Pour Le Corbusier c’est l’art des volumes sous la lumière, moi je préfèrerais la définition plus abstraite du critique suisse Martin Steinmann qui disait que l’architecture c’était de la pensée exprimée en cm2. Une pensée condamnée à s’affirmer, non à travers des mots, mais en termes de surfaces, en restant attentive au moindre cm2…
Cette définition permet d’associer quelque chose d’abstrait et de noble – la pensée – avec de l’utilitaire, du prosaïque… Une vision finalement assez pragmatique qui reste plus proche de mes préoccupations que celle très poétique et plastique du maître moderne. On commence par la pensée, mais cette pensée bifurque et ne peut se déployer, ne peut trouver son amplitude que dans l’étendue, dans la surface, dans la matière… Ce jeu dialectique entre pensée et surface, pensée et matière est sans doute ce qui correspond le mieux à mon activité quotidienne de praticien.
D’A : Mais qu’est-ce que cette matière à travers laquelle la pensée devrait s’exprimer ?
A côté du monde la pure abstraction, des idées, des concepts, des mots, il y a le monde de la présence physique des choses… Le monde des idées n’a pas d’épaisseur, c’est un monde fantomatique qui a besoin de la matière pour s’incarner.

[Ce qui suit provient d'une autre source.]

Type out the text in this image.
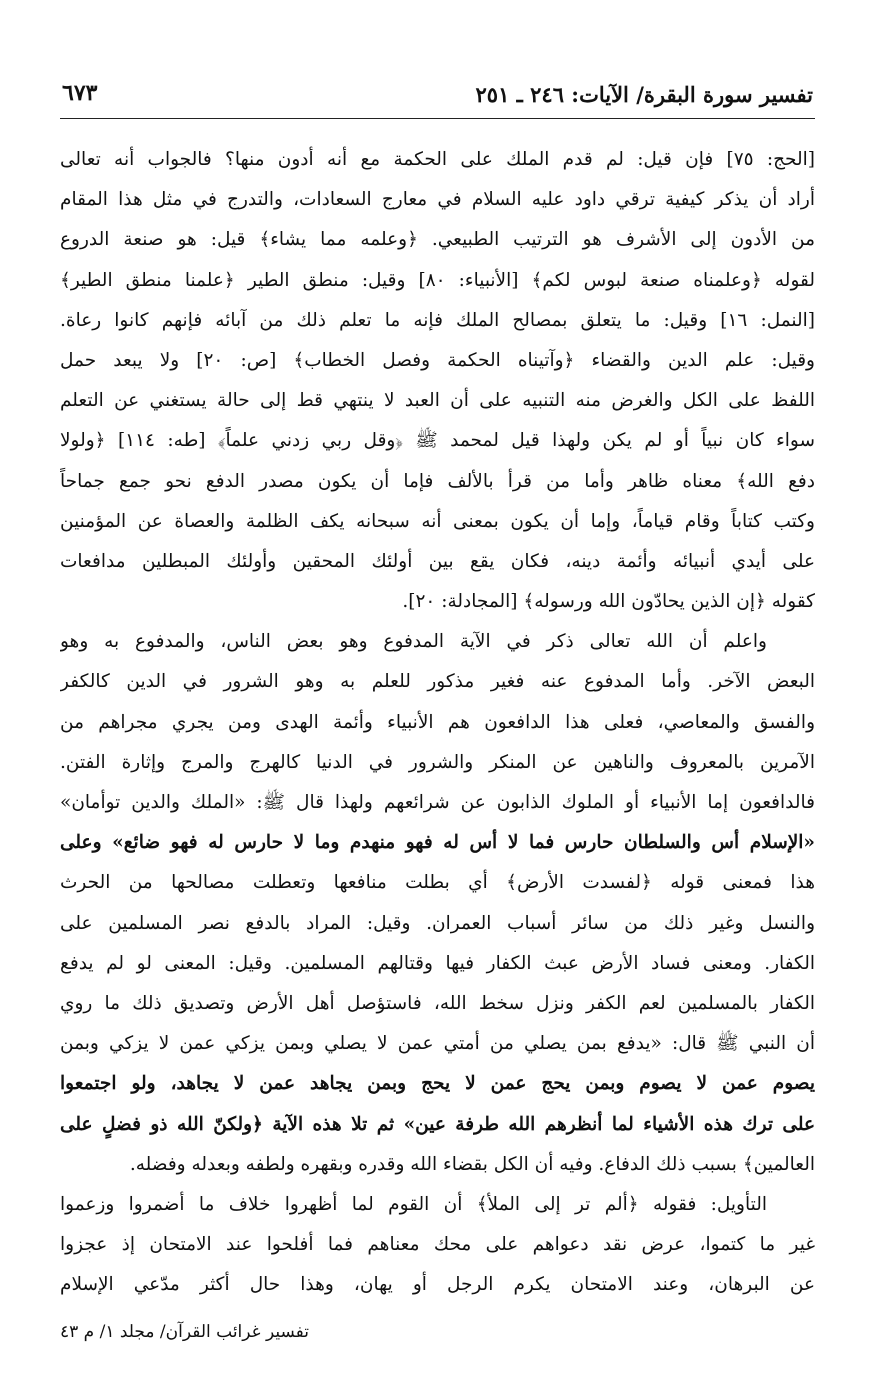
تفسير سورة البقرة/ الآيات: ٢٤٦ ـ ٢٥١
٦٧٣
[الحج: ٧٥] فإن قيل: لم قدم الملك على الحكمة مع أنه أدون منها؟ فالجواب أنه تعالى
أراد أن يذكر كيفية ترقي داود عليه السلام في معارج السعادات، والتدرج في مثل هذا المقام
من الأدون إلى الأشرف هو الترتيب الطبيعي. ﴿وعلمه مما يشاء﴾ قيل: هو صنعة الدروع
لقوله ﴿وعلمناه صنعة لبوس لكم﴾ [الأنبياء: ٨٠] وقيل: منطق الطير ﴿علمنا منطق الطير﴾
[النمل: ١٦] وقيل: ما يتعلق بمصالح الملك فإنه ما تعلم ذلك من آبائه فإنهم كانوا رعاة.
وقيل: علم الدين والقضاء ﴿وآتيناه الحكمة وفصل الخطاب﴾ [ص: ٢٠] ولا يبعد حمل
اللفظ على الكل والغرض منه التنبيه على أن العبد لا ينتهي قط إلى حالة يستغني عن التعلم
سواء كان نبياً أو لم يكن ولهذا قيل لمحمد ﷺ ﴿وقل ربي زدني علماً﴾ [طه: ١١٤] ﴿ولولا
دفع الله﴾ معناه ظاهر وأما من قرأ بالألف فإما أن يكون مصدر الدفع نحو جمع جماحاً
وكتب كتاباً وقام قياماً، وإما أن يكون بمعنى أنه سبحانه يكف الظلمة والعصاة عن المؤمنين
على أيدي أنبيائه وأئمة دينه، فكان يقع بين أولئك المحقين وأولئك المبطلين مدافعات
كقوله ﴿إن الذين يحادّون الله ورسوله﴾ [المجادلة: ٢٠].
واعلم أن الله تعالى ذكر في الآية المدفوع وهو بعض الناس، والمدفوع به وهو
البعض الآخر. وأما المدفوع عنه فغير مذكور للعلم به وهو الشرور في الدين كالكفر
والفسق والمعاصي، فعلى هذا الدافعون هم الأنبياء وأئمة الهدى ومن يجري مجراهم من
الآمرين بالمعروف والناهين عن المنكر والشرور في الدنيا كالهرج والمرج وإثارة الفتن.
فالدافعون إما الأنبياء أو الملوك الذابون عن شرائعهم ولهذا قال ﷺ: «الملك والدين توأمان»
«الإسلام أس والسلطان حارس فما لا أس له فهو منهدم وما لا حارس له فهو ضائع» وعلى
هذا فمعنى قوله ﴿لفسدت الأرض﴾ أي بطلت منافعها وتعطلت مصالحها من الحرث
والنسل وغير ذلك من سائر أسباب العمران. وقيل: المراد بالدفع نصر المسلمين على
الكفار. ومعنى فساد الأرض عبث الكفار فيها وقتالهم المسلمين. وقيل: المعنى لو لم يدفع
الكفار بالمسلمين لعم الكفر ونزل سخط الله، فاستؤصل أهل الأرض وتصديق ذلك ما روي
أن النبي ﷺ قال: «يدفع بمن يصلي من أمتي عمن لا يصلي وبمن يزكي عمن لا يزكي وبمن
يصوم عمن لا يصوم وبمن يحج عمن لا يحج وبمن يجاهد عمن لا يجاهد، ولو اجتمعوا
على ترك هذه الأشياء لما أنظرهم الله طرفة عين» ثم تلا هذه الآية ﴿ولكنّ الله ذو فضلٍ على
العالمين﴾ بسبب ذلك الدفاع. وفيه أن الكل بقضاء الله وقدره وبقهره ولطفه وبعدله وفضله.
التأويل: فقوله ﴿ألم تر إلى الملأ﴾ أن القوم لما أظهروا خلاف ما أضمروا وزعموا
غير ما كتموا، عرض نقد دعواهم على محك معناهم فما أفلحوا عند الامتحان إذ عجزوا
عن البرهان، وعند الامتحان يكرم الرجل أو يهان، وهذا حال أكثر مدّعي الإسلام
تفسير غرائب القرآن/ مجلد ١/ م ٤٣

La présence physique des choses, on l’appréhende par les sens – notamment par la vue, par le toucher – mais surtout par un engagement total dans le monde. Parler de la matière, c’est parler des matériaux, de leur texture, de leur couleur ; c’est parler de leur mise en œuvre et des différentes possibilités les articuler entre eux. Et c’est aussi parler de dimensionnements, de rapport au corps, d’ouverture et de fermeture, d’ombre et de lumière…
Construire, faire tenir deux briques ensemble, c’est toujours quelque chose de profondément archaïque. Et j’appartiens à une culture pour laquelle il reste essentiel de maîtriser presque tous les aspects techniques de la construction pour s’en sentir responsable jusque dans les moindres détails. Je sais qu’en France vous êtes plus distant…
D’A : À une époque vous vous êtes intéressé aux 4 éléments de la philosophie présocratique.
Oui, tout à fait. Vous faites allusion à cette publication de l’ETH Zurich, Earth, Air, Water and Fire : The Four Elements and Architecture datant 2014. Elle rejoint effectivement cette réflexion sur la matière que je viens de vous exposer.
Pour les anciens grecs, la nature elle-même est avant tout constituée de ces quatre éléments fondamentaux qui, en se combinant, parviennent à produire toute la richesse du monde. Un discours originaire qui peut encore trouver un écho aujourd’hui : parce qu’il permet d’emblée d’aborder le monde – le contexte général de toute architecture – comme un projet, comme une construction.
Mais pour moi l’architecture est avant tout un outil de connaissance. Elle offre la possibilité de comprendre le monde, c’est une porte d’entrée dans le monde.
Nous parlions de définition au début mais il a y encore d’autres définitions. Notamment celle d’un architecte américain, qui affirmait que, sans l’architecture, le monde serait rigoureusement inintelligible.
L’architecture c’est ce qui permet de comprendre le monde – au-delà de tout ce qui le conditionne – comme une construction. C’est pour cela aussi que je me suis engagé dès le début de ma carrière dans les revues, dans l’édition, dans l’enseignement…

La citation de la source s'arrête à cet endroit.